Knowledge Base Article

Best Practices: Community Experience Surveys in Aurora

Community Experience Surveys provide community managers with a way to identify issues and optimize the community.

Does this replace my existing survey tool?

No. The Community Experience Survey complements any existing survey tool you may have. However, the Community Experience Survey provides more granular member details, such as node- and rank-specific data, that other tools can’t provide out of the box.

Where should I deploy the survey?

Where you deploy the survey depends on what questions you want to answer. For example, if there are certain boards you want to focus on, then deploy the survey there. However, you can also deploy surveys in the entire community first to get a sense of the baseline response and response in each place since you can always filter at the board level in the CSV Export for survey responses.

When should the survey fire?

We recommend not firing the survey immediately when a visitor lands on the page as it is disruptive to the user experience. (Remember, your visitors are there for a specific reason, and you don’t want to get in the way of that goal.) However, at the same time, you don’t want to wait too long to fire the survey as the browser session may expire. We recommend something in between.

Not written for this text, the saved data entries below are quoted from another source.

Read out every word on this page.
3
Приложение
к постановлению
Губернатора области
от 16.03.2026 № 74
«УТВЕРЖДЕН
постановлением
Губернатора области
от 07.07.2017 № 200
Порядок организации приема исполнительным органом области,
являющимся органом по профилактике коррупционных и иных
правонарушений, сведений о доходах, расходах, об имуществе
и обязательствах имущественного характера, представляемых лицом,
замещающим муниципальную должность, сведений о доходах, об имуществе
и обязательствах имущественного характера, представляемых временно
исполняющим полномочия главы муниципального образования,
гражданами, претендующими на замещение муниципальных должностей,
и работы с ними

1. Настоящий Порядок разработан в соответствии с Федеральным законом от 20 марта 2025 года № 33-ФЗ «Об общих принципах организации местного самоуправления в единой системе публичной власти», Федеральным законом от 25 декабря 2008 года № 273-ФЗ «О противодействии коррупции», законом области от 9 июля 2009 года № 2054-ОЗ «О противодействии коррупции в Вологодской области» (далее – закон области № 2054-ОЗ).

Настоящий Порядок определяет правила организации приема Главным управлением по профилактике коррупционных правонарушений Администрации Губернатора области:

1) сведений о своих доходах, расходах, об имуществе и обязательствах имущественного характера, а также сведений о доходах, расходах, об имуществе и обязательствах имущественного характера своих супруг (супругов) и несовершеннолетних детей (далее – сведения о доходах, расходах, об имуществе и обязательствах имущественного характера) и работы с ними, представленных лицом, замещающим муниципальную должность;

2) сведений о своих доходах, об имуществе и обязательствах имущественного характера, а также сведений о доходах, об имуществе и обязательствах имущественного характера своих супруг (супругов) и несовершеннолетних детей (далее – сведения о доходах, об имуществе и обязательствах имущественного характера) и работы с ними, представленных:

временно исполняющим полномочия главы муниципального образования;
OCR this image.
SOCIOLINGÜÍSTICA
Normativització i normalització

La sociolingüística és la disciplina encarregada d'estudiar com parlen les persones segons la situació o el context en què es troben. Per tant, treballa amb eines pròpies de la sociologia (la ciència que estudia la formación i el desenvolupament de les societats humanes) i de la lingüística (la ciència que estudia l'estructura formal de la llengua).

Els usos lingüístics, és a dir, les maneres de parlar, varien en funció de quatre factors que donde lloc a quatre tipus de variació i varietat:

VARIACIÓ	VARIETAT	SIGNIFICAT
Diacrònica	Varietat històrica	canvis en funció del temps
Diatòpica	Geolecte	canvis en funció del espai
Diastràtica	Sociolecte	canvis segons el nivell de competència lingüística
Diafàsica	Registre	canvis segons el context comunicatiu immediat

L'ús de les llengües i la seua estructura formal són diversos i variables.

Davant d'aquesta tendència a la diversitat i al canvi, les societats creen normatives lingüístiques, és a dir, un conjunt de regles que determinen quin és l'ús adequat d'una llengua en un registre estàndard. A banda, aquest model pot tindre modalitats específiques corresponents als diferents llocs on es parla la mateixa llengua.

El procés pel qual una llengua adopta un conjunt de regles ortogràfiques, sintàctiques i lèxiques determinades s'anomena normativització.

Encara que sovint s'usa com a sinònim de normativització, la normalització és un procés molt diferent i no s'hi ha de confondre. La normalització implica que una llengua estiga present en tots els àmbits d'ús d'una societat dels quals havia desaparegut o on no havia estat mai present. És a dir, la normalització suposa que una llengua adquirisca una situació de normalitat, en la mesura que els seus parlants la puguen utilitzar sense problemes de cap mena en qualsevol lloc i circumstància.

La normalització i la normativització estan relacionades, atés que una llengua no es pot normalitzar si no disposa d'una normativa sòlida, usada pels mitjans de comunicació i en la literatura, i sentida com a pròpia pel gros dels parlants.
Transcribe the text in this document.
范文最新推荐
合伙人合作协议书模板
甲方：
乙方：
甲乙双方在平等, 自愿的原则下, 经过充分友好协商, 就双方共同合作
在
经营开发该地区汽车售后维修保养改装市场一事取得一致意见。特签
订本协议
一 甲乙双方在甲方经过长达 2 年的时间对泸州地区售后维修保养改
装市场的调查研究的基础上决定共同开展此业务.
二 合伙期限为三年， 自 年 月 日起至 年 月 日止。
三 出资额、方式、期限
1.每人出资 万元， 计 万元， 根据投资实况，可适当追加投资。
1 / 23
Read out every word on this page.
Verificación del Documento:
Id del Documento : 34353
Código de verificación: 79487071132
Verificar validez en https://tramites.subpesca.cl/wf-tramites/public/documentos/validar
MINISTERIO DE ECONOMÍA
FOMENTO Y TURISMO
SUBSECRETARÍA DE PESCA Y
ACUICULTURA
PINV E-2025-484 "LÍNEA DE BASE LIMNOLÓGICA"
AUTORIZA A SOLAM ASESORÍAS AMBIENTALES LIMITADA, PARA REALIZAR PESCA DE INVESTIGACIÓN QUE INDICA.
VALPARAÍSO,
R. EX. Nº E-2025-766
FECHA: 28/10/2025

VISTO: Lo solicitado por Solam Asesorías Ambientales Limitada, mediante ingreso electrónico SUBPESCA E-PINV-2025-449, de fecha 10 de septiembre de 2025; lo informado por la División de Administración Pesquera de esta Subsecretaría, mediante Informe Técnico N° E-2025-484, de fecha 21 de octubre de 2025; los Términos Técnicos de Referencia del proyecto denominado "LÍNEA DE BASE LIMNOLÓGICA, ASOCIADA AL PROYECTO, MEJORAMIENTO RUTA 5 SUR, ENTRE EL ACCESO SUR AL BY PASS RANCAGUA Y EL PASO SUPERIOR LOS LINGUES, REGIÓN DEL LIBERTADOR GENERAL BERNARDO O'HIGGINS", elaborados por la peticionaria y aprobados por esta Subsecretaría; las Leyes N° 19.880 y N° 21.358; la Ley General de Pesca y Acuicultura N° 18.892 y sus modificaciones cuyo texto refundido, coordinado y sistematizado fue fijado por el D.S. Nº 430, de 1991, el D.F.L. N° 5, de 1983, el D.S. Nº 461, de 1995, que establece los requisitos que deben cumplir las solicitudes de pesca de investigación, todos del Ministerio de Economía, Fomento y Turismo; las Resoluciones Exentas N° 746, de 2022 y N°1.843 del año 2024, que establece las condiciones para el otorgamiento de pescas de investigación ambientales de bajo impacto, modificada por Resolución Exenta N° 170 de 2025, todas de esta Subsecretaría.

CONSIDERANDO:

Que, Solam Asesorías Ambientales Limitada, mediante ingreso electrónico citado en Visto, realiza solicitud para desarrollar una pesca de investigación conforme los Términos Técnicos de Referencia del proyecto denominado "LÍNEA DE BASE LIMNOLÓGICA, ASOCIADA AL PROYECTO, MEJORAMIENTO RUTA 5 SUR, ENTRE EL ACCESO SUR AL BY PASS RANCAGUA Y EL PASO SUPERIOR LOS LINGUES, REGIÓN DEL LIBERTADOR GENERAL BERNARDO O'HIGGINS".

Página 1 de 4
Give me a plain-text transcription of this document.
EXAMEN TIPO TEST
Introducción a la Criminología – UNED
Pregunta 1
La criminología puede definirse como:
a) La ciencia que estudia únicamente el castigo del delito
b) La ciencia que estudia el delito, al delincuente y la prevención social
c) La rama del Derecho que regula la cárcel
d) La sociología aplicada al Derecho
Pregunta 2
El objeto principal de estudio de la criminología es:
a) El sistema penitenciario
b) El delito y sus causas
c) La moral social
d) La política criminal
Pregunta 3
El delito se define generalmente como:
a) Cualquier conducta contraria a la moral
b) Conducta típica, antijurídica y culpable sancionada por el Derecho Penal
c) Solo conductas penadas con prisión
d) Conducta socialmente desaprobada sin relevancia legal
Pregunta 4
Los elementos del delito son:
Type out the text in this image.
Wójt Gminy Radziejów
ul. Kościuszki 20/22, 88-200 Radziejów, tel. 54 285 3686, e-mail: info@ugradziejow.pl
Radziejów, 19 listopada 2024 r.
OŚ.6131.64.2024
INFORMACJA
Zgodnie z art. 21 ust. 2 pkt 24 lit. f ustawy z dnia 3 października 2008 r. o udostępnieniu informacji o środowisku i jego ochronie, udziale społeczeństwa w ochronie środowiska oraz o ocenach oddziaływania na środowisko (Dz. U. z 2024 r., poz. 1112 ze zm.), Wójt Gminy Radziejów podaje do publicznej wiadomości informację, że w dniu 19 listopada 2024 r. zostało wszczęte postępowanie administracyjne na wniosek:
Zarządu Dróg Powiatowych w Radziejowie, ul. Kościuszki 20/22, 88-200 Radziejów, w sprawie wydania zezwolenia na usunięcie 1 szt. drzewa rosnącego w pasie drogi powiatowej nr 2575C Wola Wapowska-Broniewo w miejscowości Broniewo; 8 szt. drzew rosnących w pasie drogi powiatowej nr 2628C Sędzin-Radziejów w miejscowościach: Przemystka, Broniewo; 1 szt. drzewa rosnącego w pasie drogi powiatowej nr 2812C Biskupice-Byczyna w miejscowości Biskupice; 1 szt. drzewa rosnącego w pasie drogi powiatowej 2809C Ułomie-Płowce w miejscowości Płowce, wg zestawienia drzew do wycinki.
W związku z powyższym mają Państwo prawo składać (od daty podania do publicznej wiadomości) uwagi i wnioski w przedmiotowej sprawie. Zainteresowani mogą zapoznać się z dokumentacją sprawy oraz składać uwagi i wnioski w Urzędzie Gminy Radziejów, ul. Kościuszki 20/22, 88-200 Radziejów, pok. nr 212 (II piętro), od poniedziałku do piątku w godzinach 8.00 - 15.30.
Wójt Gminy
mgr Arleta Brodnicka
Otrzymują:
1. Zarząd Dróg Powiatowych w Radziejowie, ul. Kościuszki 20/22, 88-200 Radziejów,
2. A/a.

One approach is to see what your average Member Time on site is from Community Analytics and reduce that value by 20% to get close to the time when a user is nearly complete with their task/session.

How long should I run the survey for? How do I know I’ve collected enough data?

We recommend running the survey continuously so that you have a larger set of data to analyze. Visitors will receive the survey once within a 90-day period (by default, but this setting is configurable).

However, if you plan to turn the survey off at some point, we recommend keeping the survey running for as long as it takes for the mean/average of the results to stabilize and not change much with additional samples.

What’s a good response rate?

For web-based surveys, 5-15% is a good response rate. For mobile-based surveys, 10-20% is a good response rate. Since the majority of community traffic is still web based, you should hope to see about a 10% response rate.